I found out only in the last couple months that Dick Gordon’s parents were also mayors of Olongapo City and that his dad died from an assassin’s bullet. I also googled around and found out that Gibo Teodoro is the son of former Social Security System (SSS) Administrator Gilbert Teodoro (Senior), a man I used to see quite a lot as a kid. And Manny Villar, a name I only came to know several years after graduating from university? Well, I have no idea who his parents are.
That leaves popular presidential candidate Benigno “Noynoy” Aquino III. While I believe I can be forgiven for not knowing who Dick’s, Gibo’s, and Manny’s mommies and daddies are until recently (or not at all in the case of Manny), not knowing who Noynoy Aquino’s parents are even twenty years ago would probably have gotten me into serious trouble if I were a security guard.
Boss, no ID, no entry.
Noynoy Aquino (rolls down heavily-tinted window of his car):
Alam mo ba kung sino ako?
[Translation (from the cultural context): “Do you know who my mommy and daddy are?”]
Boss! (Snaps a salute and opens the gates)
Noynoy Aquino’s campaign is all about his parents — a stark contrast to the other presidential aspirants who are their own men. Their parents hardly figure at all in their campaign. Their campaigns are built upon their own essence and their own personal achievements. Even the liabilities they bring to their campaign are their own. And when these liabilities are scrutinised and brought to bear by their detractors, they own up to them.
So who is Noynoy Aquino? He is his parents’ son. Hmmm… ano pa ba…? Well, lemme see: He is all about being an Aquino. He is all about Edsa “revolutions” and some nebulous idea of “goodness” that he inherited from his clan — a “goodness” nobody can quite put their finger on without invoking an almost religious fervor that befits that of a medieval feudal society more than a modern 21st Century one. His primary liability — the Hacienda Luisita thingy — is not even his own. It is a liability he also inherited from his folks. Not surprisingly, when challenged with that liability, instead of owning up to it, he distances himself from it.
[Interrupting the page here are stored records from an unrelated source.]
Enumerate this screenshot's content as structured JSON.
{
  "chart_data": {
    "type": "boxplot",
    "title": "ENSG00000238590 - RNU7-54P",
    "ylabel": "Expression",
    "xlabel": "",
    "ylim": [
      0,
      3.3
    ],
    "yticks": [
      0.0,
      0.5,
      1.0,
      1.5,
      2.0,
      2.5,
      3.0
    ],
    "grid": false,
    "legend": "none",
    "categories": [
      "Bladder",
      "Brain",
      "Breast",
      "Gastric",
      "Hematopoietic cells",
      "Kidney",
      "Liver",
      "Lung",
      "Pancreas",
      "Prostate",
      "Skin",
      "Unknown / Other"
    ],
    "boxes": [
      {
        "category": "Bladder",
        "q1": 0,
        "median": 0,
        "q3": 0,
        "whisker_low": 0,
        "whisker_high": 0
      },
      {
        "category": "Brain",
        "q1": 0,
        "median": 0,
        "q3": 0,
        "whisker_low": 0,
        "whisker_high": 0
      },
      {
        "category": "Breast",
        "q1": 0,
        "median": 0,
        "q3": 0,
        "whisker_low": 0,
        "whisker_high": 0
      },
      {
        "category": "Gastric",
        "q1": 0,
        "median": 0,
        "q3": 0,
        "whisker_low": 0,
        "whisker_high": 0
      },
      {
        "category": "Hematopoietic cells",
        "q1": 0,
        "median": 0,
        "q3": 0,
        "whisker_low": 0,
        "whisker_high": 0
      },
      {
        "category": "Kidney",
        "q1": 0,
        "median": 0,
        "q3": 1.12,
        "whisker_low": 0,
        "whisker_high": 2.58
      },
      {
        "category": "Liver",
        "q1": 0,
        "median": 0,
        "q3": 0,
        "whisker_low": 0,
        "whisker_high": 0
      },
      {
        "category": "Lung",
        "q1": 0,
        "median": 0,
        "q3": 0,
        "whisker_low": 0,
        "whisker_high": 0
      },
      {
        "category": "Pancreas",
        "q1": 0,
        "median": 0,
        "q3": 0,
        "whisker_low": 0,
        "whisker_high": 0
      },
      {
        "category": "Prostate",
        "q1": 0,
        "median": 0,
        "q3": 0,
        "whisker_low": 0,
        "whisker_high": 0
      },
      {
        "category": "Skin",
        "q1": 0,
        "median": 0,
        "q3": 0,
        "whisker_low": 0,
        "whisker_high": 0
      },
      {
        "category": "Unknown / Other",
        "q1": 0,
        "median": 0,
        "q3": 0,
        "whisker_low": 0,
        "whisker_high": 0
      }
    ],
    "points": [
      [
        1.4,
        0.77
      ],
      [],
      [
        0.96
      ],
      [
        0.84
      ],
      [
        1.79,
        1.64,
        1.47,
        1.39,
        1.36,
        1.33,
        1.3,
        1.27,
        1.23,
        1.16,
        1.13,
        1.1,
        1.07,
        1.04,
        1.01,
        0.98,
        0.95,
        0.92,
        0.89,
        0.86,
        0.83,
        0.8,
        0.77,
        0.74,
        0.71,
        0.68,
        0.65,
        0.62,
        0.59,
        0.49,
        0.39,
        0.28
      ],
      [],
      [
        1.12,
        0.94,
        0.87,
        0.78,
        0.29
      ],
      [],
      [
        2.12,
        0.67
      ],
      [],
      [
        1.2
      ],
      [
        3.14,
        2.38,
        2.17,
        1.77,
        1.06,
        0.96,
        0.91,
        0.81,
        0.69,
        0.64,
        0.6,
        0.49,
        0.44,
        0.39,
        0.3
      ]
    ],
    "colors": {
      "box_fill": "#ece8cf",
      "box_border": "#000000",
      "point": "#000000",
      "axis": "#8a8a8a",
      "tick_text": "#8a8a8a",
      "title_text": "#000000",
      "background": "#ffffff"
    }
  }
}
Manuel L Quezon III (I know who his grand-daddy is!) makes something of the final “home stretch” to the coming elections in May, quibbling around statistics on, say, undecided voters and “machineries” for delivering statistical outcomes and whatnot. But, really, if you step back, take a bigger-minded perspective and ask how different this 30-day “home stretch” actually is from the last eight to twelve months, the average non-“expert” (a badge of honour among those who beg to differ) would be left scratching his head. That’s because the “home stretch” is no different to the overall lead-up. Indeed, regardless of the timescale that frames one’s perspective, the whole thing is really just (a) Noynoy Aquino piggybacking his campaign on his pedigree, (b) all the rest chipping away at his “lead” in the “surveys”, and (c) hardly any real platform based on relevant issues and concrete vision presented.
Is the 2010 elections going to be about the future? I doubt it. Not if Noynoy Aquino dominates the popular sentiment and not if the words Edsa “revolution” still continue to find their way into the National “Debate”. For even a glimmer of light shed into the future, I’d look to the other presidentiables — even if I don’t know who their parents are.